Understanding Capital Volume II, John Fox, 1985


Chapter 5: The Time of Circulation

"A capital's time of circulation therefore limits, generally speaking, its time of production and hence its process of generating surplus-value:1(p. 128 [203-204])

In Chapter 5, Marx turns to a brief examination of the time spent by capital in executing its circuit. He returns to this subject in the second part of Volume II, which is concerned with the turnover of capital. Chapter 14, in fact, has the same title as Chapter 5.

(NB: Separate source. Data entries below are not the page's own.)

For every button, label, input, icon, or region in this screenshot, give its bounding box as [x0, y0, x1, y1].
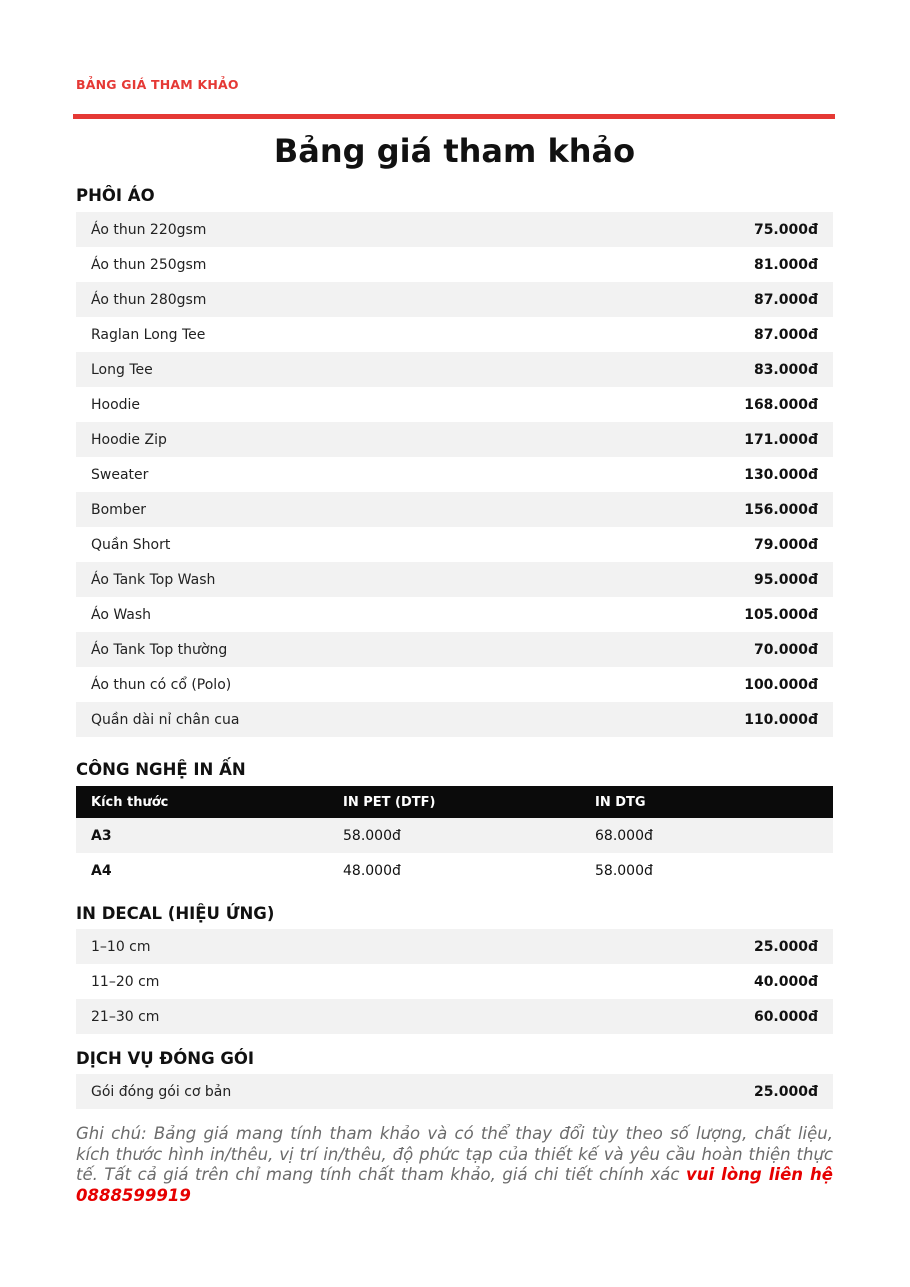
price-row — [76, 667, 833, 702]
decal-list — [76, 929, 833, 1034]
price-row — [76, 282, 833, 317]
section-heading-phoi-ao: PHÔI ÁO — [76, 186, 155, 205]
item-price: 25.000đ — [753, 1083, 818, 1100]
packaging-list — [76, 1074, 833, 1109]
price-row — [76, 702, 833, 737]
item-price: 70.000đ — [753, 641, 818, 658]
item-name: Áo thun 220gsm — [91, 221, 207, 238]
item-price: 110.000đ — [744, 711, 818, 728]
price-row — [76, 422, 833, 457]
section-heading-decal: IN DECAL (HIỆU ỨNG) — [76, 904, 275, 923]
price-row — [76, 317, 833, 352]
item-name: 11–20 cm — [91, 973, 160, 990]
item-name: Sweater — [91, 466, 149, 483]
item-name: Bomber — [91, 501, 147, 518]
footnote-text: Ghi chú: Bảng giá mang tính tham khảo và có thể thay đổi tùy theo số lượng, chất liệu, kích thước hình in/thêu, vị trí in/thêu, độ phức tạp của thiết kế và yêu cầu hoàn thiện thực tế. Tất cả giá trên chỉ mang tính chất tham khảo, giá chi tiết chính xác — [76, 1124, 833, 1184]
item-name: Áo thun 250gsm — [91, 256, 207, 273]
item-price: 156.000đ — [744, 501, 818, 518]
item-name: 21–30 cm — [91, 1008, 160, 1025]
table-row — [76, 818, 833, 853]
price-row — [76, 457, 833, 492]
item-price: 105.000đ — [744, 606, 818, 623]
table-row — [76, 853, 833, 888]
price-row — [76, 212, 833, 247]
section-heading-cong-nghe: CÔNG NGHỆ IN ẤN — [76, 760, 246, 779]
price-row — [76, 492, 833, 527]
item-name: Quần Short — [91, 536, 171, 553]
table-cell-dtf: 48.000đ — [343, 862, 401, 879]
item-name: Hoodie Zip — [91, 431, 167, 448]
item-name: Long Tee — [91, 361, 153, 378]
table-cell-dtg: 68.000đ — [595, 827, 653, 844]
section-heading-dong-goi: DỊCH VỤ ĐÓNG GÓI — [76, 1049, 255, 1068]
phoi-ao-list — [76, 212, 833, 737]
price-row — [76, 597, 833, 632]
item-price: 100.000đ — [744, 676, 818, 693]
price-row — [76, 527, 833, 562]
price-row — [76, 387, 833, 422]
item-price: 87.000đ — [753, 291, 818, 308]
column-header: IN DTG — [595, 794, 646, 810]
print-tech-table — [76, 786, 833, 888]
contact-link[interactable]: vui lòng liên hệ 0888599919 — [76, 1165, 833, 1205]
price-row — [76, 247, 833, 282]
price-row — [76, 352, 833, 387]
item-price: 81.000đ — [753, 256, 818, 273]
eyebrow-label: BẢNG GIÁ THAM KHẢO — [76, 77, 239, 92]
item-price: 25.000đ — [753, 938, 818, 955]
item-price: 130.000đ — [744, 466, 818, 483]
price-row — [76, 1074, 833, 1109]
item-price: 40.000đ — [753, 973, 818, 990]
item-price: 83.000đ — [753, 361, 818, 378]
header-divider — [73, 114, 835, 119]
item-name: Hoodie — [91, 396, 141, 413]
item-price: 79.000đ — [753, 536, 818, 553]
page-title: Bảng giá tham khảo — [273, 132, 636, 170]
item-name: Áo Tank Top thường — [91, 641, 228, 658]
price-row — [76, 964, 833, 999]
item-name: Áo thun có cổ (Polo) — [91, 676, 232, 693]
table-cell-dtg: 58.000đ — [595, 862, 653, 879]
footnote — [76, 1124, 833, 1206]
item-name: Áo Tank Top Wash — [91, 571, 216, 588]
table-body — [76, 818, 833, 888]
column-header: Kích thước — [91, 794, 169, 810]
item-name: Gói đóng gói cơ bản — [91, 1083, 232, 1100]
item-price: 95.000đ — [753, 571, 818, 588]
price-row — [76, 929, 833, 964]
item-name: Quần dài nỉ chân cua — [91, 711, 240, 728]
item-price: 60.000đ — [753, 1008, 818, 1025]
item-price: 168.000đ — [744, 396, 818, 413]
item-name: 1–10 cm — [91, 938, 151, 955]
item-price: 75.000đ — [753, 221, 818, 238]
table-cell-size: A3 — [91, 827, 112, 844]
table-cell-size: A4 — [91, 862, 112, 879]
item-name: Áo Wash — [91, 606, 152, 623]
price-row — [76, 632, 833, 667]
item-name: Raglan Long Tee — [91, 326, 206, 343]
table-header-row — [76, 786, 833, 818]
item-price: 171.000đ — [744, 431, 818, 448]
item-price: 87.000đ — [753, 326, 818, 343]
table-cell-dtf: 58.000đ — [343, 827, 401, 844]
item-name: Áo thun 280gsm — [91, 291, 207, 308]
column-header: IN PET (DTF) — [343, 794, 436, 810]
price-row — [76, 562, 833, 597]
price-row — [76, 999, 833, 1034]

We have examined how capital spends part of its circuit as productive capital in the sphere of production, and part as commodity and money capital in the sphere of circulation. It is only during production time that new value -- including surplus-value -- is created. Production time, however, extends beyond the time of the labor process, during which labor functions to create value. Production time consists as well of interruptions in the process of production (as, e.g., when a factory is shut down at night); of the time during which means of production are stored (stockpiled) prior to their actual employment in the labor process; and of interruptions in the labor process when the process of production continues without direct human intervention (as, e.g., in fermentation). When the labor process is interrupted in this manner, no new value is created, although the value of constant capital continues to be transferred to the product as the productive process continues in the absence of labor.

In the sphere of circulation, commodity capital is exchanged for money, and money capital is exchanged for new elements of productive capital. No value -- and, hence, no surplus-value -- is created as a consequence of these exchanges. The time of circulation, therefore, limits the expansion of capital-value, because when capital is in the sphere of circulation, it is kept out of the (value-creating) sphere of production.

Of the two transformations undergone by industrial capital in the sphere of circulation, Marx considers the exchange of commodity capital for money somewhat more problematic and, in a sense, more important: more problematic, because it is generally more difficult to sell than to buy, money being the universal equivalent. This is not to say that the capitalist is necessarily able to find on the market requisite elements of new productive capital. The exchange of commodity capital for money is more important because this exchange is at the same time the realization of surplus-value.